Antoine Plamondon (1804-1895)

Antoine Plamondon, Sœur Saint-Alphonse, 1841
Huile sur toile, 90,6 x 72 cm
Musée des beaux-arts du Canada, Ottawa
Avec son maître Joseph Légaré (1795-1855) suivi de son apprenti et futur concurrent Théophile Hamel (1817-1870), Antoine Plamondon forme ce que l’historien de l’art Dennis Reid appelle « la dynastie » des peintres canadiens-français, bien établis à Québec au dix-neuvième siècle, dont les activités florissantes touchent principalement la peinture religieuse et le portrait. C’est dans ce dernier genre que Plamondon se distingue de ses pairs à Québec et fonde sa carrière.

Les trois portraits de religieuses augustines de l’Hôpital général de Québec, qu’il produit en 1841 suivant une commande de leur famille, sont estimés comme ses chefs-d’œuvre, notamment par l’historien de l’art Gérard Morisset. Sœur Saint-Alphonse est exemplaire de ces trois compositions empreintes de dignité. On leur reconnaît également une clarté néoclassique qui se manifeste dans leur frontalité, la neutralité du décor, la sobriété de la palette et la pureté du dessin, lequel magnifie la ressemblance du sujet, les détails de ses atours et son expressivité. Les portraitistes du temps sont surtout occupés à rendre les qualités temporelles de ressemblance et de mise en scène que la photographie saura bientôt capter et multiplier. Plamondon parvient à insuffler à ses modèles des qualités d’un autre ordre, quasi spirituelles, de même qu’une sorte de densité tout à fait exceptionnelle.

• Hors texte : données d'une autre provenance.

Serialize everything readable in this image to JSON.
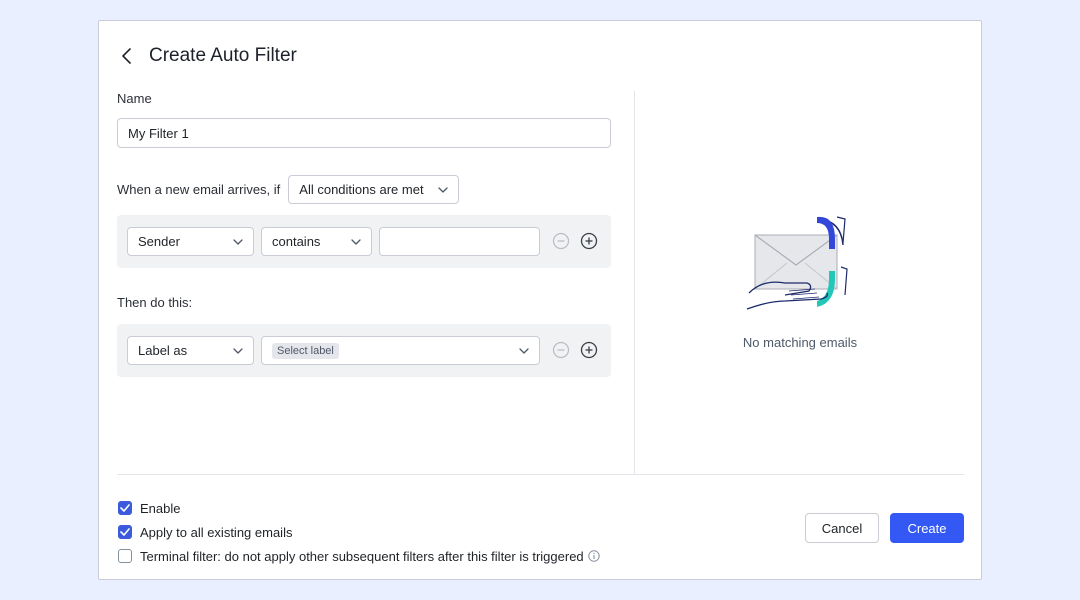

Le peintre teinte également ses compositions d’un certain romantisme, par l’expression pénétrée de ses sujets et le décor naturel qui les accompagne et qui fait écho à leur sensibilité, comme dans Le dernier Huron (Zacharie Vincent), 1838. Ce portrait met en scène le jeune peintre wendat Zacharie Vincent Telari-o-lin (1815-1886) dans une composition dramatique au coucher de soleil rougeoyant, qui perpétue le stéréotype, courant à l’époque, de la disparition imminente des populations autochtones. Plus qu’un portrait, l’œuvre représente « une nation et […] son destin » et a une grande portée symbolique : Vincent incarne la figure allégorique de la destinée d’un peuple condamné à disparaître sous le poids de l’assimilation. Chez les Canadiens français qui venaient de subir la défaite des Patriotes nationalistes dans les rébellions de 1837 et 1838, le sort de certaines communautés autochtones face au pouvoir politique étranger était pareil au leur. C’est l’image de leur propre disparition que Le dernier Huron renvoyait. Avec ce portrait adulé dans la presse écrite, Plamondon remporte la médaille de première classe du concours de la Literary and Historical Society of Quebec en 1838.
La carrière de Plamondon est établie sur une solide formation, le peintre passant six ans dans l’atelier de Légaré, avec qui il a travaillé à la restauration des œuvres du fonds Desjardins. Grâce au soutien des abbés Desjardins, Plamondon étudie quatre ans dans l’atelier de Jean-Baptiste Paulin Guérin (1783-1855), peintre du roi Charles X, à Paris, de 1826 à 1830. En 1830, il est le premier professeur de dessin du Séminaire de Québec où il enseigne de 1830 à 1835, puis encore de 1840 à 1851. Plamondon aura été peintre de portraits et d’histoire religieuse, doublé d’un polémiste féroce, dont la longue carrière est couronnée par sa nomination, en 1880, à titre de vice-président fondateur de l’Académie royale des arts du Canada, prestigieuse institution naissante.